What would those white robes feel like, soft as silk, or freshly laundered and stiff with outdoor air? What would be the feel of the blood of the Sacrificial Lamb? How does it feel to stand in the presence of God, not alone like Dorothy before the Wizard of Oz, but standing with an entire population of people all of whom love the Lord? How awesome to imagine the one who was sacrificed for us, becoming our shepherd!

How quickly we bury our words... “All The Saints Had a Role In Their Own Salvation.” What do we mean by salvation anymore? There are certain words like Evangelism and Morals and Salvation, which in the mainline Church became passe for a time. We are a self-satisfied people who despite Inflation and Recession, and constant Wars, live a pretty good life. Are our values, the priorities of our lives based on account balances or on the salvation of our souls? DO we even worry about the immortality of our souls?

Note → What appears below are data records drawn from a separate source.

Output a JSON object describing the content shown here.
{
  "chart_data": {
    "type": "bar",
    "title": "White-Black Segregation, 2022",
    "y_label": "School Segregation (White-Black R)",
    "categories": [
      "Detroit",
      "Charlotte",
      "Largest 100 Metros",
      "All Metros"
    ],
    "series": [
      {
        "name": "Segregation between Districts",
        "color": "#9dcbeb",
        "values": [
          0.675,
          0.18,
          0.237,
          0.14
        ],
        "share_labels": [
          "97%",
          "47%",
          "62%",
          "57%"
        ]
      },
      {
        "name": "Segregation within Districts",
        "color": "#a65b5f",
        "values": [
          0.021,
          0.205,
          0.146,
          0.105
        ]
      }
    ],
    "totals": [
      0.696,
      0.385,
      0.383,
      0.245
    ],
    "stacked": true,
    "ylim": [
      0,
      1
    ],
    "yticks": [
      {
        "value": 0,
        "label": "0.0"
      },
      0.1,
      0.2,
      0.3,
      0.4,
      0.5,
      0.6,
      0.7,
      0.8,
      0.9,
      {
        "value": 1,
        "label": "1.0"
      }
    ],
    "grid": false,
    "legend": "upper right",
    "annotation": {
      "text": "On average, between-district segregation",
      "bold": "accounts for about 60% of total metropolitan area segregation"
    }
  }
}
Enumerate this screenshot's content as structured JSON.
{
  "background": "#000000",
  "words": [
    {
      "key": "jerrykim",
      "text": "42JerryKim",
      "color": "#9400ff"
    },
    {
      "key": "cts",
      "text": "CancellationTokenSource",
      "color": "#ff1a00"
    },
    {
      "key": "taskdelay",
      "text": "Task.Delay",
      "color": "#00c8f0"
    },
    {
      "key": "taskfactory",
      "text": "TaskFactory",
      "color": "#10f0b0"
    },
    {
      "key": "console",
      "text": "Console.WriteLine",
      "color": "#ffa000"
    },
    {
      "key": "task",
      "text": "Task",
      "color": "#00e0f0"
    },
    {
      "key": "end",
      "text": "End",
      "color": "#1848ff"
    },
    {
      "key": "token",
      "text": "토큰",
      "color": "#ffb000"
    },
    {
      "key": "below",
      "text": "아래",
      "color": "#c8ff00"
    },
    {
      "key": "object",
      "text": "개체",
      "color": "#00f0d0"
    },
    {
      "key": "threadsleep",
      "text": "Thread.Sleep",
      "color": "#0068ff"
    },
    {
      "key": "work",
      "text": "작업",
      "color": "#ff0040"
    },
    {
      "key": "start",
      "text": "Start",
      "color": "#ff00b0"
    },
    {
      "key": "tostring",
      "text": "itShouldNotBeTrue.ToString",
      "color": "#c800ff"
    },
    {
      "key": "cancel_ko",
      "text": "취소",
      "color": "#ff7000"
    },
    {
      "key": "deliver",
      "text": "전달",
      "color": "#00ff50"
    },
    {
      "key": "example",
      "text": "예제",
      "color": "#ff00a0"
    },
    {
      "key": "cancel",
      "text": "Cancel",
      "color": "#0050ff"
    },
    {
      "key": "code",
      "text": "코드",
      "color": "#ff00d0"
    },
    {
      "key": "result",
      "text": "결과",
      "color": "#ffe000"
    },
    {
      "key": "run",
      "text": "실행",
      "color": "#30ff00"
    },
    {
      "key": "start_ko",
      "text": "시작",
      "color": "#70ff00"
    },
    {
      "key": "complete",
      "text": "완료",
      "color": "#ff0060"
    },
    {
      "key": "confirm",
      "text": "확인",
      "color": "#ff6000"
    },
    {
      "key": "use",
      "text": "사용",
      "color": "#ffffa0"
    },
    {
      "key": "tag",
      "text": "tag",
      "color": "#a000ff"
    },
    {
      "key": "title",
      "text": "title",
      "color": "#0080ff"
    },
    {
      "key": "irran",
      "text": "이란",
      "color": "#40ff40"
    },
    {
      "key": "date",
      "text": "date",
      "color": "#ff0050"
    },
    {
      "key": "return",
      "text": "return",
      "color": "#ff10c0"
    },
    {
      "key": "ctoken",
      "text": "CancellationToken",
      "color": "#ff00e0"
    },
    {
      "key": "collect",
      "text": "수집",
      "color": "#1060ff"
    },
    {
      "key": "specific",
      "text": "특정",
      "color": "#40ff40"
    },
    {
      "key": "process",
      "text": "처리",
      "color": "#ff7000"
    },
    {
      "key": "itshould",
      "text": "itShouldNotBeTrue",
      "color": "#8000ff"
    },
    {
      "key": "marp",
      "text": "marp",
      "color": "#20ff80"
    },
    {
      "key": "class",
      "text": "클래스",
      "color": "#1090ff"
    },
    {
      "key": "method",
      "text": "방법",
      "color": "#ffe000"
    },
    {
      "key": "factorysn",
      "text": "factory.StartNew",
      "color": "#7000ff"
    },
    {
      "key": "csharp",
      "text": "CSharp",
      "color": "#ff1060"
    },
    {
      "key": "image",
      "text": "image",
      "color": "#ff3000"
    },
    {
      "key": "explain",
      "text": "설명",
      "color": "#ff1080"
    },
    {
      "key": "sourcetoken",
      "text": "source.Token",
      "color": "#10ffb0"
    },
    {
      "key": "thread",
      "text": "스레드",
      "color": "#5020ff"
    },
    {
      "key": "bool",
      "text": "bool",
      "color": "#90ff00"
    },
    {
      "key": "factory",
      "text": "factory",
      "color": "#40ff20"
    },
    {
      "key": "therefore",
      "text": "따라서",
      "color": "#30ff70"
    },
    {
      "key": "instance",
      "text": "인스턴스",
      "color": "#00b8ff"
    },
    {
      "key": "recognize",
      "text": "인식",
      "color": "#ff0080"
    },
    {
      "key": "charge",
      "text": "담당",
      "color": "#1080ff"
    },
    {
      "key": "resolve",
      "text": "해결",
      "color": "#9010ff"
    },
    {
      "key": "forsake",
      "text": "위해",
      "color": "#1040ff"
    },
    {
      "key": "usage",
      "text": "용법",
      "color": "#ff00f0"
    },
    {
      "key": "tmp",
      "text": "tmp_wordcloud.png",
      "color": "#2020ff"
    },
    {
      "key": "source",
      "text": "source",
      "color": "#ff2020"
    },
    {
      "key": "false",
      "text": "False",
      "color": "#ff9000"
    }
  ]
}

Whenever a person dies a chill runs up a preacher's spine and should, as we wonder what words to say. How do we encapsulate in a few moments all that this person represented to others and in their own salvation? Mary Soderberg, Ed Belinski, I read through the list of names and for each recall their identity as so and so's mother, their father, their wife, 2 year old Cameron. While others have had all kinds of interpretations about Jesus' Sermon on the Mount, representing one like Moses bringing the Law to the People from the Mountain... what I hear in the Beatitudes this morning is discerning what is really of value. Would I want to be outed by Jesus looking out and saying “Blessed are the Poor in Spirit,” “Blessed are those who Mourn, Blessed are the Humble.” But regardless of whether I wanted to be identified or not, what he offers is clarification about what life and death is really all about. A searching for the Kingdom of God, a desire to be comforted, the promised land, righteousness being satisfied.